If your $A$ happens to be central in $M_n(\mathbb{K})$, then it is true that the induced map $M_n(\mathbb{K})[t]\to M_n(\mathbb{K})$ is a homomorphism. But then you would be assuming that your $A$ is a scalar multiple of the identity. It would also be true if the coefficients of the polynomial $b(t)$ centralize $A$, but you are not assuming that. So you do need to prove that in this case you have $P(A)=b(A)(A-AI)$, since it does not follow from the general set-up (the way it would in a commutative setting).

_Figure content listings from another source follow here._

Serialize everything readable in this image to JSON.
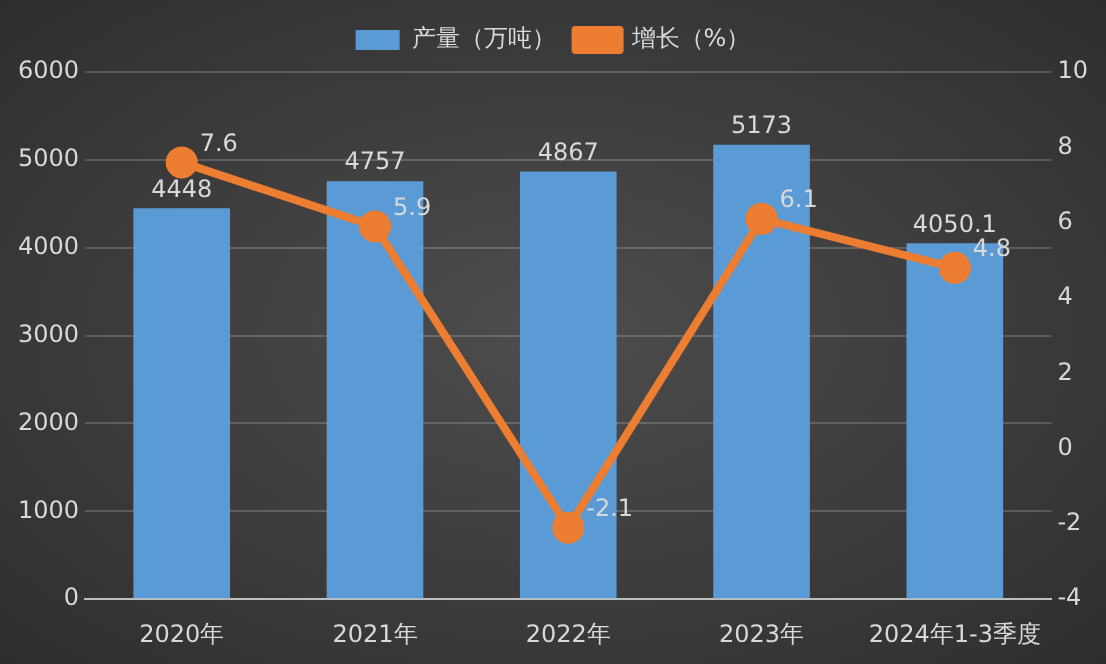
{
  "chart_data": {
    "type": "bar",
    "categories": [
      "2020年",
      "2021年",
      "2022年",
      "2023年",
      "2024年1-3季度"
    ],
    "series": [
      {
        "name": "产量（万吨）",
        "color": "#5b9bd5",
        "values": [
          4448,
          4757,
          4867,
          5173,
          4050.1
        ]
      },
      {
        "name": "增长（%）",
        "type": "line",
        "axis": "y2",
        "color": "#ed7d31",
        "values": [
          7.6,
          5.9,
          -2.1,
          6.1,
          4.8
        ]
      }
    ],
    "ylim": [
      0,
      6000
    ],
    "yticks": [
      0,
      1000,
      2000,
      3000,
      4000,
      5000,
      6000
    ],
    "y2lim": [
      -4,
      10
    ],
    "y2ticks": [
      -4,
      -2,
      0,
      2,
      4,
      6,
      8,
      10
    ],
    "grid": "y",
    "legend": "top",
    "marker": "circle",
    "data_labels": true
  }
}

P.S. In fact, this is the subtle point where the proof that a polynomial over a field of degree $n$ has at most $n$ roots breaks down for skew fields/division rings. If $K$ is a division ring, then the division algorithm holds for polynomials with coefficients over $K$, so one can show that for every $p(t)\in K[t]$ and $a(t)\in K[t]$, $a(t)\neq 0$, there exist unique $q(t)$ and $r(t)$ such that $p(t)=q(t)a(t) + r(t)$ and $r(t)=0$ or $\deg(r)\lt \deg(a)$. From this, we can deduce that for every polynomial $p(t)$ and for every $a\in K$, we can write $p(t) = q(t)(t-a) + r$, where $r\in K$. But the proof of the Remainder and Factor Theorems no longer goes through, because we cannot go from $p(t)=q(t)(t-a)+r$ to $p(a)=q(a)(a-a)+r$; and you cannot get the recursion argument to work, because from $p(t)=q(t)(t-a)$, and $p(b)=0$ with $b\neq a$, you cannot deduce that $q(b)=0$. For instance, over the real quaternions, we have $p(t)=t^2+1=(t+i)(t-i)$, but $p(j)=j^2+1\neq 2k = ij-ji = (j+i)(j-i)$. I remember when I first learned the corresponding theorems for polynomial rings, the professor challenging us to identify all the field axioms used in the proofs of the Remainder and Factor Theorem; none of us spotted the use of commutativity in the evaluation map.